Entre traficantes e milicianos
estudo de caso sobre seletividade e racismo no exercício do poder punitivo pelo Estado
DOI:
https://doi.org/10.59901/2318-373X/v24n7Palavras-chave:
Poder punitivo, Criminalização Secundária, RacismoResumo
O presente artigo objetiva pesquisar a seletividade praticada pelo Estado no exercício do poder punitivo, em especial quanto ao racismo. Ao mesmo tempo, busca mostrar, a partir de entrevistas, as representações de defensores públicos do Estado do Rio de Janeiro quanto ao caráter seletivo na repressão às milícias em comparação com o modo de atuação das forças de segurança para controle dos traficantes de drogas.
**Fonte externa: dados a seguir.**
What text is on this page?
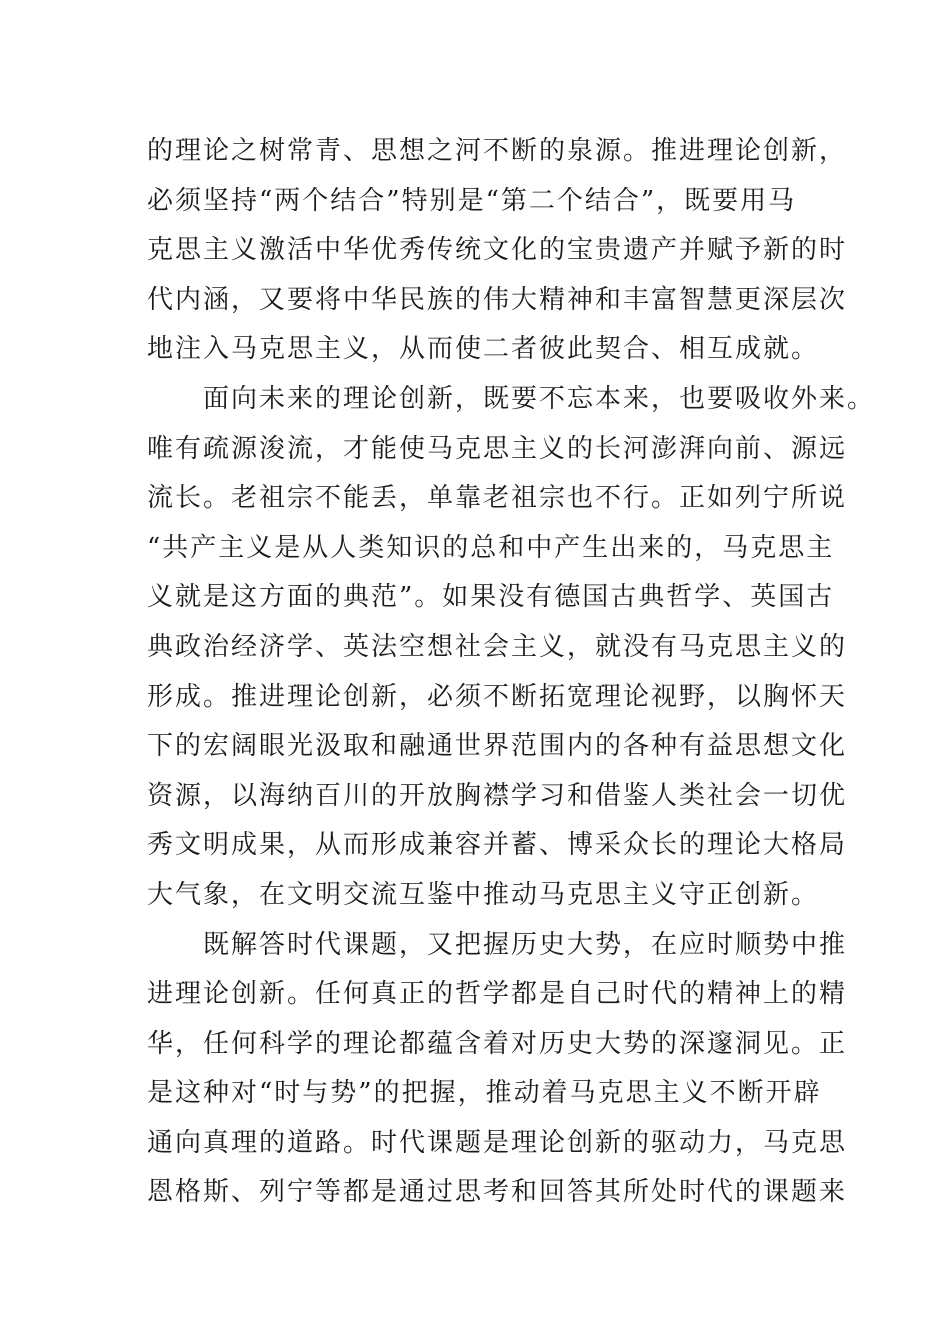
的理论之树常青、思想之河不断的泉源。推进理论创新，
必须坚持“两个结合”特别是“第二个结合”，既要用马
克思主义激活中华优秀传统文化的宝贵遗产并赋予新的时
代内涵，又要将中华民族的伟大精神和丰富智慧更深层次
地注入马克思主义，从而使二者彼此契合、相互成就。
面向未来的理论创新，既要不忘本来，也要吸收外来。
唯有疏源浚流，才能使马克思主义的长河澎湃向前、源远
流长。老祖宗不能丢，单靠老祖宗也不行。正如列宁所说
“共产主义是从人类知识的总和中产生出来的，马克思主
义就是这方面的典范”。如果没有德国古典哲学、英国古
典政治经济学、英法空想社会主义，就没有马克思主义的
形成。推进理论创新，必须不断拓宽理论视野，以胸怀天
下的宏阔眼光汲取和融通世界范围内的各种有益思想文化
资源，以海纳百川的开放胸襟学习和借鉴人类社会一切优
秀文明成果，从而形成兼容并蓄、博采众长的理论大格局
大气象，在文明交流互鉴中推动马克思主义守正创新。
既解答时代课题，又把握历史大势，在应时顺势中推
进理论创新。任何真正的哲学都是自己时代的精神上的精
华，任何科学的理论都蕴含着对历史大势的深邃洞见。正
是这种对“时与势”的把握，推动着马克思主义不断开辟
通向真理的道路。时代课题是理论创新的驱动力，马克思
恩格斯、列宁等都是通过思考和回答其所处时代的课题来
Neste último caso, a lógica parte do confronto policial, que obtém como resultado a prisão ou a morte dos traficantes, por vezes através do uso desproporcional da força, chegando a se criar a figura do auto de resistência para legitimar a atuação policial (Duarte, 2019). Em grande medida, os entrevistados manifestaram a percepção de que os envolvidos com o tráfico de drogas seriam em sua maioria negros, enquanto nos crimes que envolvem as atividades de milícias haveria uma distinção: o alto escalão seria composto majoritariamente por pessoas brancas, enquanto os de menor hierarquia seriam em geral negros. Para se começar a testar essa hipótese indicada pelos entrevistados, analisamos dados da base do Instituto de Segurança Pública (ISP) sobre a cor da pele e a profissão das pessoas presas na cidade do Rio de Janeiro, entre janeiro de 2015 e dezembro de 2020, por envolvimento com quatro tipos de crimes (tráfico de drogas, milícia, associação criminosa e organização criminosa). Com isso tencionamos apurar quem são as pessoas presas pelos crimes que envolvem as milícias, para se verificar se o alvo da repressão policial é o alto escalão e se são pretas e pardas ou brancas essas pessoas capturadas. O resultado sinaliza a predominância de pretos e pardos tanto nas prisões pelo crime de tráfico de drogas (77,6%), quanto pelos crimes que envolvem as milícias (58,4%). Em se reconhecendo como válida a representação dos entrevistados, o predomínio de pretos e pardos também nas detenções por crimes ligados às milícias caracterizaria a seletividade dentro da seletividade, na medida em que os impositores de regras, ao atuarem na criminalização secundária, visariam ao baixo escalão das milícias, sinalizando a possível existência de racismo institucional e estrutural por parte das agências de controle penal do Estado, hipótese a ser verificada por meio de pesquisas complementares.